Not Inviting Employee To Return After COVID Leave = Constructive Dismissal

By: Bryan McHale

Published: 10 September 2023

1831760 Alberta Ltd. (Calgary Climbing Centre Hanger) v Jones, 2023 CanLII 76366 (AB ESA) is a decision of the Alberta Labour Relations Board (“ALRB”) from an appeal by an employer (“Employer”) of an Order granted under the Employment Standards Code of Alberta (the “Code”) for payment of termination pay to an employee (“Employee”).  The ALRB considered whether a mandatory COVID-19 policy imposed by the Employer was a constructive dismissal, or alternatively, if the Employee voluntarily resigned and was therefore not entitled to termination pay under the Code.


  • On July 19, 2021, pursuant to the COVID-19 pandemic and the Public Health Guidelines, the Employer imposed a mandatory policy requiring employees to be double vaccinated by September 1, 2021
  • The Employee discussed with the Employer her objections to the use of vaccinations and objections to the employment policy
  • On September 3, 2021 the Employer informed the Employee that after consideration, the vaccination policy remained in place and put the Employee on administrative leave
  • In October, the Employee through legal counsel, wrote to the Employer alleging constructive dismissal. The Employer, through legal counsel, replied denying there was a constructive dismissal, that the suspension was non-disciplinary and temporary and asked if the Employee intended to resign
  • On January 18, 2022 the Employee filed a complaint under the The Employee never responded to the Employer’s question regarding resignation
  • In April 2022 many of the government-imposed restrictions were lifted and the Employer advised suspended employees that they can return to work. The Employer did not advise the Employee that she may return to work
  • On August 31, 2022 the Employment Standards Officer held that the Employer was required to have advised the Employee she could return to work, and that by not doing so the Employee was constructively dismissed and termination pay was awarded. That decision was appealed by the Employer, and that appeal is what is summarized here.

Analysis / Conclusion

The ALRB relied on the Supreme Court of Canada decision in Potter v. New Brunswick Legal Aid Services Commission para. 31 to 42 and 109 to 111, to assess both the test for constructive dismissal as well as the analysis of whether an employee resigned as opposed to a constructive dismissal.

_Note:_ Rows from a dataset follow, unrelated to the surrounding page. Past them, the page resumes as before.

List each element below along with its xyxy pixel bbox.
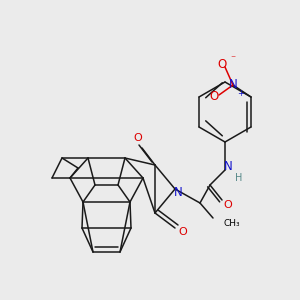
Text: H: H [235,173,243,183]
Text: O: O [134,133,142,143]
Text: ⁻: ⁻ [230,54,236,64]
Text: +: + [238,88,244,98]
Text: CH₃: CH₃ [223,218,240,227]
Text: N: N [174,185,182,199]
Text: O: O [178,227,188,237]
Text: O: O [209,91,219,103]
Text: O: O [224,200,232,210]
Text: O: O [218,58,226,71]
Text: N: N [229,79,237,92]
Text: N: N [224,160,232,173]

The ALRB confirmed the onus is on an employee to prove constructive dismissal. The ALRB confirmed the Employee’s express allegation of a constructive dismissal to the Employer was not a resignation in these circumstances.  The Employee was already on administrative leave, and unlike other cases, she did not walk out or fail to attend work. Overall, there was no evidence to support an intention to resign.

The ALRB further concluded that the imposition of a mandatory vaccination policy did not amount to a constructive dismissal in the circumstances.  The Employer is under obligation to protect the health and safety of the coworkers and the public. As such, the policy was reasonable and did not evince an intention to no longer be bound by the employment contract.

Ultimately, the ALRB held the Employee was constructively dismissed when the Employer failed to notify the Employee she could return to work after the restrictions had lifted. An employer is obligated to seek clarification of the employee’s intention in the face of an ambiguous resignation. In this case the Employee did not respond to the inquiry by the Employer about her intention to resign, leaving the question of resignation ambiguous. Further, the Employer failed to justify the Employee’s continued suspension, while other employees were notified they could return to work.

My Take

As a first note, this is a decision of the Alberta Labour Relations Board of an appeal of an Employment Standards Officer. The precedential value of this decision is limited to the Employment Standards in Alberta and is useful to individuals and businesses using the employment standards complaint process.

Second, the decision regarding resignation versus a constructive dismissal further supports the highly contextual nature of the analysis. In this case, the Employee’s failure to reply to the Employer’s question regarding resignation was interpreted in favour of the employee. But that interpretation could also have been considered an intention to resign. The lack of any evidence suggesting resignation permitted the ALRB to draw an inference there was no intention to resign. It is also significant that in this case, the employee was already on a suspension and not working, which is quite different than a situation where an employee is at the workplace, alleges a constructive dismissal, then storms out without further communication; the inference in the latter situation would support an intention to resign.